Não poucas vezes nos sentimos prontas para encher os pulmões de ar e falar as frases mencionadas no início deste texto. Porém, assim como os discípulos falharam em confiar no Senhor e não compreenderam que a sua preocupação era infundada, pois quem viajava com eles era Totalmente Poderoso, nós também procedemos de tal maneira. Quantas vezes desconfiamos do que Deus pode realizar e focamos demasiadamente nossa atenção naquilo que deveria ser confiado a Ele? Por que não conseguimos compreender que durante toda a nossa trajetória aqui na terra - e para toda a eternidade - o nosso Pai estará conosco e que não precisamos nos preocupar com o pão? A falta de fé é paralisante.  Ela nos impede de entender qual é a vontade de Deus para a nossa vida por meio de Sua Palavra, de descansar Nele, de agradá-lo e glorificá-lo.  A ansiedade preenche o nosso ser, e já não entendemos que Deus nos chamou para sermos mulheres que vivem pela fé. Ficamos preocupadas com o pão. Questionamos como será a nossa vida, o que haverá de suceder, quando teremos o emprego dos sonhos, com quantos anos iremos casar, mas esquecemos de levar a Deus as nossas orações e súplicas por meio de Cristo e na certeza de que o Espírito Santo intercede por nós. 

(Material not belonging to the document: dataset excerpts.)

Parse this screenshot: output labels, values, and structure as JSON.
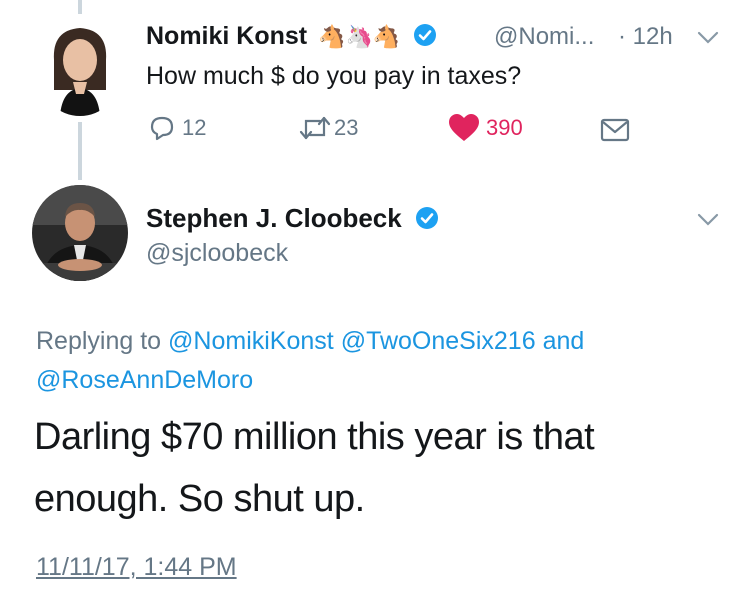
{
  "tweet1": {
    "display_name": "Nomiki Konst",
    "emojis": "🐴🦄🐴",
    "handle": "@Nomi...",
    "time": "· 12h",
    "text": "How much $ do you pay in taxes?",
    "reply_count": "12",
    "retweet_count": "23",
    "like_count": "390",
    "colors": {
      "like": "#e0245e",
      "verified": "#1da1f2"
    },
    "icons": [
      "reply-icon",
      "retweet-icon",
      "heart-icon",
      "message-icon",
      "chevron-down-icon"
    ]
  },
  "tweet2": {
    "display_name": "Stephen J. Cloobeck",
    "handle": "@sjcloobeck",
    "replying_prefix": "Replying to",
    "reply_to_1": "@NomikiKonst",
    "reply_to_2": "@TwoOneSix216",
    "reply_to_and": "and",
    "reply_to_3": "@RoseAnnDeMoro",
    "text_line1": "Darling $70 million this year is that",
    "text_line2": "enough. So shut up.",
    "timestamp": "11/11/17, 1:44 PM",
    "colors": {
      "link": "#1b95e0",
      "muted": "#657786"
    }
  }
}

Recordemos a história de Jill no livro “A cadeira de prata”, em As Crônicas de Nárnia¹. Aslam havia dado quatro instruções detalhadas acerca do que  sucederia na aventura que logo começaria. Devido às situações externas e internas, apesar da confiança que demonstrou no início, a menina se vê totalmente confusa e esquecida do que tinha de ser feito. Dúvidas invadem o seu pequeno coração. A esta altura, Jill estava com a sua fé abalada, pois não se recordava das palavras reconfortantes proferidas pelo Grande Leão.

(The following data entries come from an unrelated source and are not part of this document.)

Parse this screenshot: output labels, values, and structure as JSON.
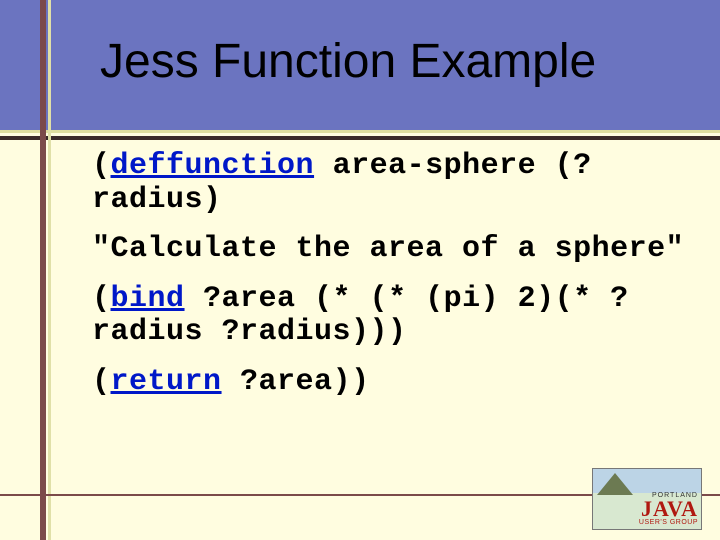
{
  "title": "Jess Function Example",
  "code": {
    "line1_kw": "deffunction",
    "line1_rest": " area-sphere (?radius)",
    "line2": "\"Calculate the area of a sphere\"",
    "line3_kw": "bind",
    "line3_rest": " ?area (* (* (pi) 2)(* ?radius ?radius)))",
    "line4_kw": "return",
    "line4_rest": " ?area))"
  },
  "logo": {
    "small": "PORTLAND",
    "big": "JAVA",
    "sub": "USER'S GROUP"
  }
}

O Senhor nos relembra de maneira graciosa que não precisamos ficar ansiosas. Devemos ter fé naquilo que Deus pode fazer, e Ele pode fazer tudo! Que a fé não nos falte na travessia desta vida, apesar das circunstâncias adversas, dúvidas, temores, sofrimentos, violência, calamidades. Por mais que a ponte seja perigosa, contamos com uma ajuda constante. Tenhamos fé!

Hellen Juliane           


¹LEWIS, C.S. As Crônicas de Nárnia. São Paulo: Editora WMF Martins Fontes, 2009.